A maior obra da diplomacia nacional, no entanto, foi construída pelo Barão do Rio Branco, José Maria da Silva Paranhos Júnior, ao traçar, definitivamente, de forma clara e pacífica, as fronteiras brasileiras. Sua atuação diplomática, de maneira geral, seguiu alguns princípios já consagrados, como o princípio do uti possidetis de Gusmão. Além disso, embora respeitando possíveis direitos de terceiros, procurou adotar negociações bilaterais como forma de resolver questões fronteiriças. Para o Barão, questões relacionadas a fronteira nacional, por serem de cunho político, seriam melhor resolvidas através de um consenso entre os Estados do que da imposição de uma decisão por um tribunal qualquer. Por fim, outro aspecto marcante de sua atuação foi a tomada de tratados limítrofes anteriores apenas como ajustes provisórios que serviriam como pontos de partida para acordos definitivos.
Os acordos bilaterais firmados pelo Brasil com os países vizinhos através do instrumento diplomático e pautados no diálogo, desde o final do período colonial até o início da República, traduzem o anseio da Diplomacia Brasileira em solucionar as controvérsias através de meios pacíficos, rejeitando incisivamente qualquer ato unilateral que possa resultar em confrontos armados.
Assim, a consolidação das fronteiras nacionais através do esforço diplomático não apenas representou a unificação do território e de sua população em torno do ideal de Nação - realidade diametralmente oposta da que vive países cujas fronteiras foram formadas a partir de conflitos armados e que convivem rotineiramente com movimentos separatistas -, como também serviu para lançar a imagem do Brasil como o de um país de costumes pacíficos, que almeja a paz mundial e repudia a violência em todas as suas formas.

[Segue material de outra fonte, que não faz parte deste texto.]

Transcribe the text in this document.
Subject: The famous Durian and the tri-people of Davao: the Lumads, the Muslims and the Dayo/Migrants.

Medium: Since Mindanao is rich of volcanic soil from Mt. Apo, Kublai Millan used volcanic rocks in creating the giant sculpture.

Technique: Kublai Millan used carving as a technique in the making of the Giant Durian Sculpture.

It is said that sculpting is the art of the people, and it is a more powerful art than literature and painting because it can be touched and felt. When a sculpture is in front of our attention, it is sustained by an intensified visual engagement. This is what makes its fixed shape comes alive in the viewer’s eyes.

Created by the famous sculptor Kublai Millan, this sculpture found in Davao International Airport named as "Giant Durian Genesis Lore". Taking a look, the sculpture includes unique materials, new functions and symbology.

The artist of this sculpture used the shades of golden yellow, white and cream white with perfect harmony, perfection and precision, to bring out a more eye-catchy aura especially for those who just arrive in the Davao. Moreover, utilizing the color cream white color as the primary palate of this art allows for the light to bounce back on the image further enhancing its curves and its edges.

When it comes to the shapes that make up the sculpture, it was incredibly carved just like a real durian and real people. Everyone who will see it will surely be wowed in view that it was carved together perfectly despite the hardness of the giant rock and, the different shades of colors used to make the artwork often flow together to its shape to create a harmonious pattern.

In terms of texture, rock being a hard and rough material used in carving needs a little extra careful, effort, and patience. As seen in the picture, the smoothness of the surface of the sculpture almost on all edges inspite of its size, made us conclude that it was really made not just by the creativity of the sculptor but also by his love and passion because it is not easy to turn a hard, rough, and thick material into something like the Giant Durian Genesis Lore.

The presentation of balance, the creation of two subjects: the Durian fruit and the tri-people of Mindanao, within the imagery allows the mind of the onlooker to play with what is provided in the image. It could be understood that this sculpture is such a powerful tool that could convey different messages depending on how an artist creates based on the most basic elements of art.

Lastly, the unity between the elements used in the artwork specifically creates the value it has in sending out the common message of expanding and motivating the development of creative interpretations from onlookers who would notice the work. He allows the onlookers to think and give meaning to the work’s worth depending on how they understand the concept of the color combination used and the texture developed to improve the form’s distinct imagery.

À época, definir os limites territoriais nacionais era fundamental, pois apenas com um território bem estabelecido seria possível desenvolver uma política externa de sucesso, e foi isso que o Barão fez. Em suas próprias palavras: "já construí o mapa do Brasil. Agora o meu programa é de contribuir para a união e a amizade entre os países sul-americanos".
[1] O princípio da fronteira natural determina que as fronteiras entre os Estados não devem ser abstratas, mas sim estabelecidas por acidentes geográficos, como rios, montanhas, dentre outros.
[2] O princípio do uti possidetis define como pertencente a um País aqueles territórios ocupados de forma efetiva, e não os que deveria ocupar, segundo tratados anteriores.
[3] GOES, Synesio Sampaio. A Paz das Fronteiras Coloniais: Alexandre de Gusmão, o grande Obreiro do Tratado de Madrid. In: Silva, Raul Mendes. Missões de Paz, a Diplomacia Brasileira nos Conflitos Internacionais, Edição Comemorativa dos Cem Anos de Paz nas Fronteiras do Brasil. Rio de Janeiro: Multimídia, 2003. p. 33-64.